Dribbling tidal gushes and the drools
of storms bore on the rushes when it rained.
Joe stood, deep in his field, while one large, swift
corncrake circled, never gliding low
about his head. Joe saw it fade and drift
out, over to one island where a slow
windtide seemed in the rain to sound,
"Leave this lone poet to a flooded ground".
To midgebuzz in a yellow wave between
whipwindy blades of purple heather fields
and low skywisping flickerlights, one's been
met by something vague. Not sky. Not bog.
Neither eyeblood stars nor raingems. Now,
Head through. Strange haloes, flashing from a fog,
within, without. A shadow and a glow.
A face, a name, gem shatterings surround:
A man deep-fallen in the field-end hollow;
Lain down in the ratblack drowning ground
where only mountain winds will swoop to follow.
Turn down, turn down through Drumslide, through sky broad
Splinterpoints of self. No words. Become the road.
wormroute
these two I liked, and I think a lot of poetry can do well with these combinations of sounds and meanings, but I think you've overloaded the latter poem with a few too many combo-words, or made up words, and it makes it difficult to follow the musings of the author.

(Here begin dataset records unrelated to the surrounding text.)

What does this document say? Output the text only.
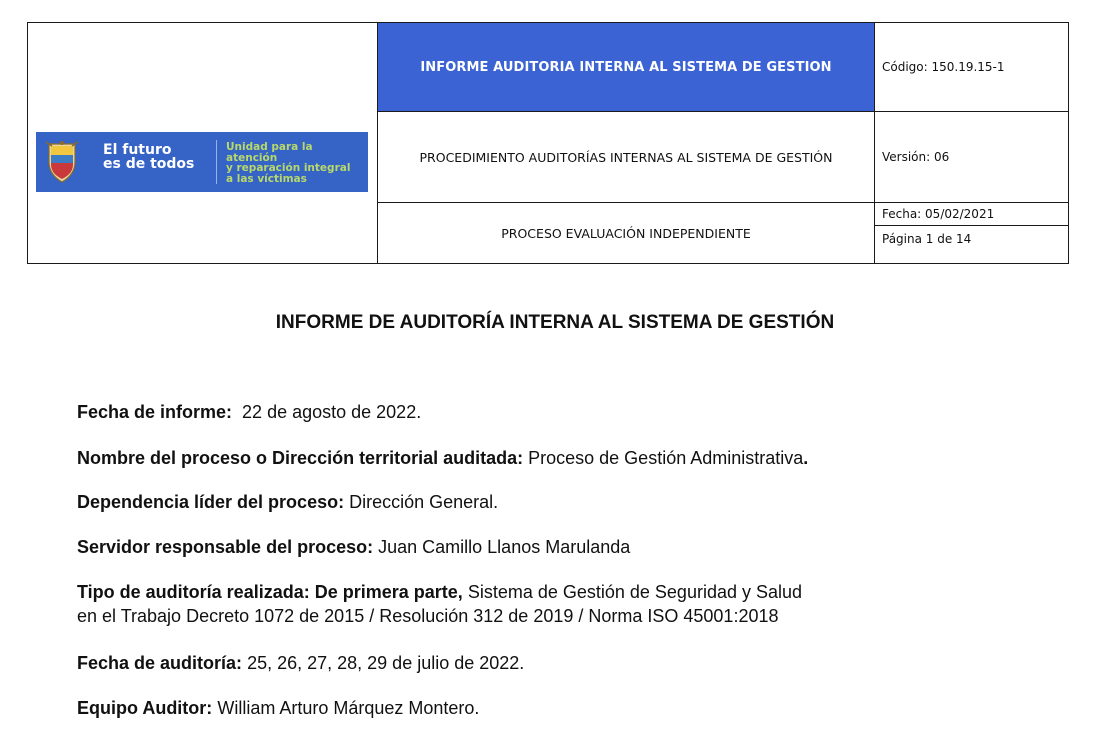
El futuro
es de todos
Unidad para la atención
y reparación integral
a las víctimas
INFORME AUDITORIA INTERNA AL SISTEMA DE GESTION
PROCEDIMIENTO AUDITORÍAS INTERNAS AL SISTEMA DE GESTIÓN
PROCESO EVALUACIÓN INDEPENDIENTE
Código: 150.19.15-1
Versión: 06
Fecha: 05/02/2021
Página 1 de 14
INFORME DE AUDITORÍA INTERNA AL SISTEMA DE GESTIÓN
Fecha de informe: 22 de agosto de 2022.
Nombre del proceso o Dirección territorial auditada: Proceso de Gestión Administrativa.
Dependencia líder del proceso: Dirección General.
Servidor responsable del proceso: Juan Camillo Llanos Marulanda
Tipo de auditoría realizada: De primera parte, Sistema de Gestión de Seguridad y Salud
en el Trabajo Decreto 1072 de 2015 / Resolución 312 de 2019 / Norma ISO 45001:2018
Fecha de auditoría: 25, 26, 27, 28, 29 de julio de 2022.
Equipo Auditor: William Arturo Márquez Montero.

I'm not sure what it is, something common, or at the very least, a grim but still pastoral image has been reshaped more by the language of the poet than the feeling of the poet, and in this moment in the fields, with the subject, or the author stuck in the mud, the reader seems to slog through the words and only get a vague feeling of the surroundings, of the importance of the moment because they are stuck digesting these words the author places in front of them. I'm not saying the answer is more simplicity, but maybe to make these words stand out more. They are given to us, as if they are something commonplace, something to plod through the mud of the poem, when in fact they are something extraordinary presented as normal, and that slows us down, makes us skip over the images to the next extraordinary word, and I think in the end, the author's intention is secondary to the reader's attention to these anamoly's and figuring them out, rather than understanding the poem.

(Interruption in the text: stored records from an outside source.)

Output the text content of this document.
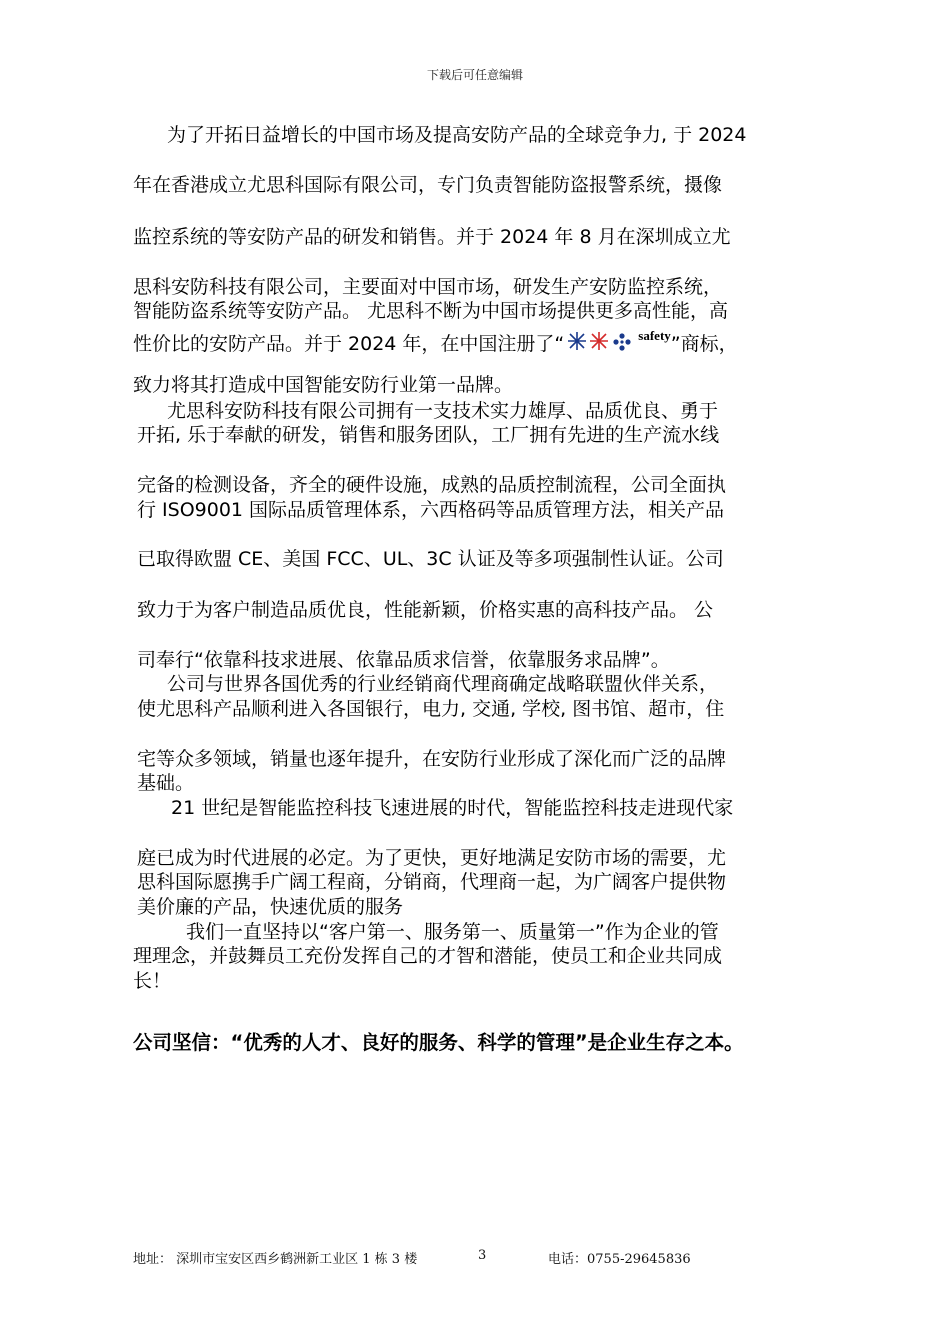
下载后可任意编辑
为了开拓日益增长的中国市场及提高安防产品的全球竞争力, 于 2024
年在香港成立尤思科国际有限公司，专门负责智能防盗报警系统，摄像
监控系统的等安防产品的研发和销售。并于 2024 年 8 月在深圳成立尤
思科安防科技有限公司，主要面对中国市场，研发生产安防监控系统，
智能防盗系统等安防产品。 尤思科不断为中国市场提供更多高性能，高
性价比的安防产品。并于 2024 年，在中国注册了“	$^{safety}$”商标，
致力将其打造成中国智能安防行业第一品牌。
尤思科安防科技有限公司拥有一支技术实力雄厚、品质优良、勇于
开拓, 乐于奉献的研发，销售和服务团队，工厂拥有先进的生产流水线
完备的检测设备，齐全的硬件设施，成熟的品质控制流程，公司全面执
行 ISO9001 国际品质管理体系，六西格码等品质管理方法，相关产品
已取得欧盟 CE、美国 FCC、UL、3C 认证及等多项强制性认证。公司
致力于为客户制造品质优良，性能新颖，价格实惠的高科技产品。 公
司奉行“依靠科技求进展、依靠品质求信誉，依靠服务求品牌”。
公司与世界各国优秀的行业经销商代理商确定战略联盟伙伴关系，
使尤思科产品顺利进入各国银行，电力, 交通, 学校, 图书馆、超市，住
宅等众多领域，销量也逐年提升，在安防行业形成了深化而广泛的品牌
基础。
21 世纪是智能监控科技飞速进展的时代，智能监控科技走进现代家
庭已成为时代进展的必定。为了更快，更好地满足安防市场的需要，尤
思科国际愿携手广阔工程商，分销商，代理商一起，为广阔客户提供物
美价廉的产品，快速优质的服务
我们一直坚持以“客户第一、服务第一、质量第一”作为企业的管
理理念，并鼓舞员工充份发挥自己的才智和潜能，使员工和企业共同成
长！
公司坚信：“优秀的人才、良好的服务、科学的管理”是企业生存之本。
地址： 深圳市宝安区西乡鹤洲新工业区 1 栋 3 楼	3	电话：0755-29645836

As always though, thought provoking pieces
fuck 'em, indeed. how much of our art do we lose when we write for Them That Read? even when one writes something insanely simple, everyone fucking thinks it's more complex than it is. well, most of the time.
however, just as one must write as he likes, another must like as he likes, yeah? ain't no controlling that.
i do enjoy the first poem. the words jar and grate against one-another. i love it. it's dissonant like a nasty sax solo in B flat over an A major melody. it speaks to me.